I semi di caffè sono piccoli chicchi profumati d'amaro.
Caffè macchiato, caffellatte, caffè corretto, cappuccino.
cappuccino all'italiana, latte macchiato, latte gocciato, caffè macchiato, caffè gocciato: che palle!
Il ticchettio del cuore segue il tacco a spillo, la gonna resta sulla porta ed io mi carico le narici di odore di varechina. Stanno lavando le coscienze di tutti immacolando le lapidi dell'innocenza.
Questo vicolo porta in una zona depressa della città.
La donna/io è depressa dentro l'abito elegante.
Anche la borsa della donna/io ora conosce la depressione monetaria del cambio iniquo.
Deprimente la saracinesca abbassata dell'ultimo fallimento.
Si butta in un cinema.
La donna piovosa stringe lo sguardo asciutto. Che cavolo di titolo gli hanno dato? Prima proiezione nazionale assoluta alle dieci del mattino. La folla spinge avanti in cerca di biglietti, paradossalmente mi trascinano davanti alla cassiera che non ha tolto la cispa dall'occhio.
Alla cassa arriva velocemente nonostante la lunga coda.
Al mattino voleva solo una proroga e invece ha ricevuto l'ennesima delega.
Nessuna deroga era possibile ed ora la donna/io camminava alla deriva con stile fondamentalmente descrittivo sul pavimento di un cinematografo, fotografando il mutismo dello schermo. Oggettivamente del film non le importava molto alla donna/io che, voleva solo ammazzare le ore.

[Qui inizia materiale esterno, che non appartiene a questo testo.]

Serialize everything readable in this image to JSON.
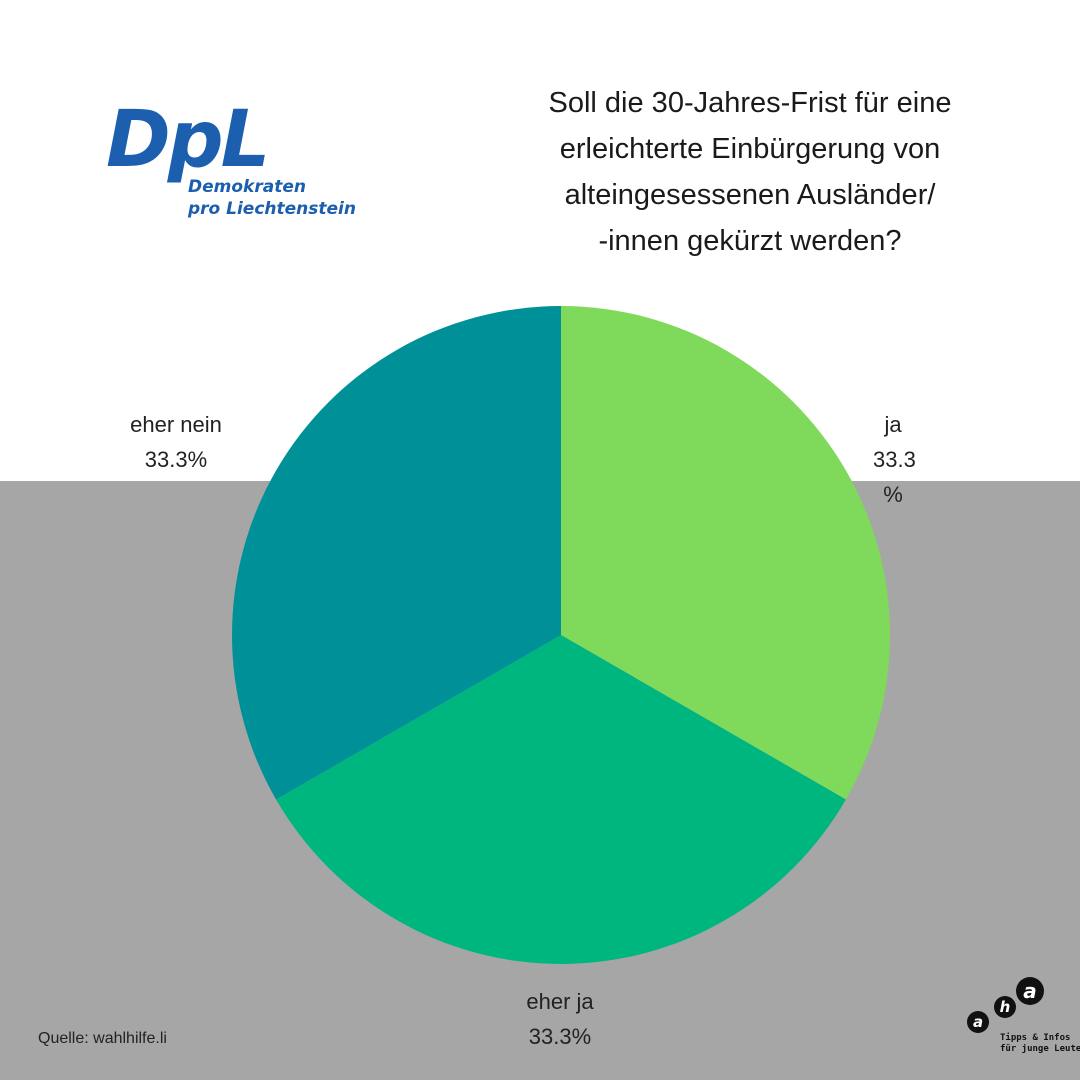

La donna/io fa passare ottantanove minuti su una poltroncina, ultima fila rossa, cinema multisala, schermo medio/grande, audio DTS‐DOLBY DIGITAL,posti a sedere 200, intero sei euro e settanta.
Tessera quarantacinque euro per dieci spettacoli.
La donna/io sembra distratta e non ascolta.
Esce dal cinema.
Con gesto indelebile accarezza un cucciolo fermo davanti alla porta.
Non vuole affrontare di nuovo tutta la fatica del lento cammino.
Il cane la segue, anche lui solitario disegno, intirizzito abbozzo di strada.
Vede una donna pulire il culo di un cane e vomita schifo sociale.
L'umidità cresce.
La donna/io accosta l'orecchio alla sorda parete.
Attraversa la strada, esce dal vicolo e fugge fino a casa.
Non pronuncia parola e non c'è consolazione di specchi.
L'amore rimandato aspetta dentro due ciabatte.
Prende le ciabatte e l'ascensore e non proferisce verbo.
Non per versare sangue, o per sporcare linde piastrelle.
Lascia le ciabatte sulle scale.
La donna/io compie il volo sfracellandosi in cortile.
Schizzi impressionisti ovunque sul cemento surrealista esistenziale.
Io raccolgo l'ultimo sorriso prima che c'imbavaglino di nuovo.
Sulla tomba delle scale si distillano molti passi a ritmo piuttosto lento, poi sempre più veloce dentro un volo che mantiene vivo il nostro limite. Allegro ma non troppo, lentamente andante.
La donna/io sfida ogni equilibrio ed elimina definitivamente ogni riferimento ambiguo.
Scopre la verità della legge gravitazionale e tocca con ali invisibili la nuda reliquia di una nuvola danzante.
La morte accidentale passeggia tra le note e cerca l'eterna consolazione rimandata.
Con un urlo raggiunge il pavimento. L'avvoltoio notturno ha rivelato due ali di fango. Una penna traccerà l'ultima visione.
La puzza dell'urina sale fino al soffitto, tolgo il pigiama bagnato. Ho solo bisogno di un bagno caldo.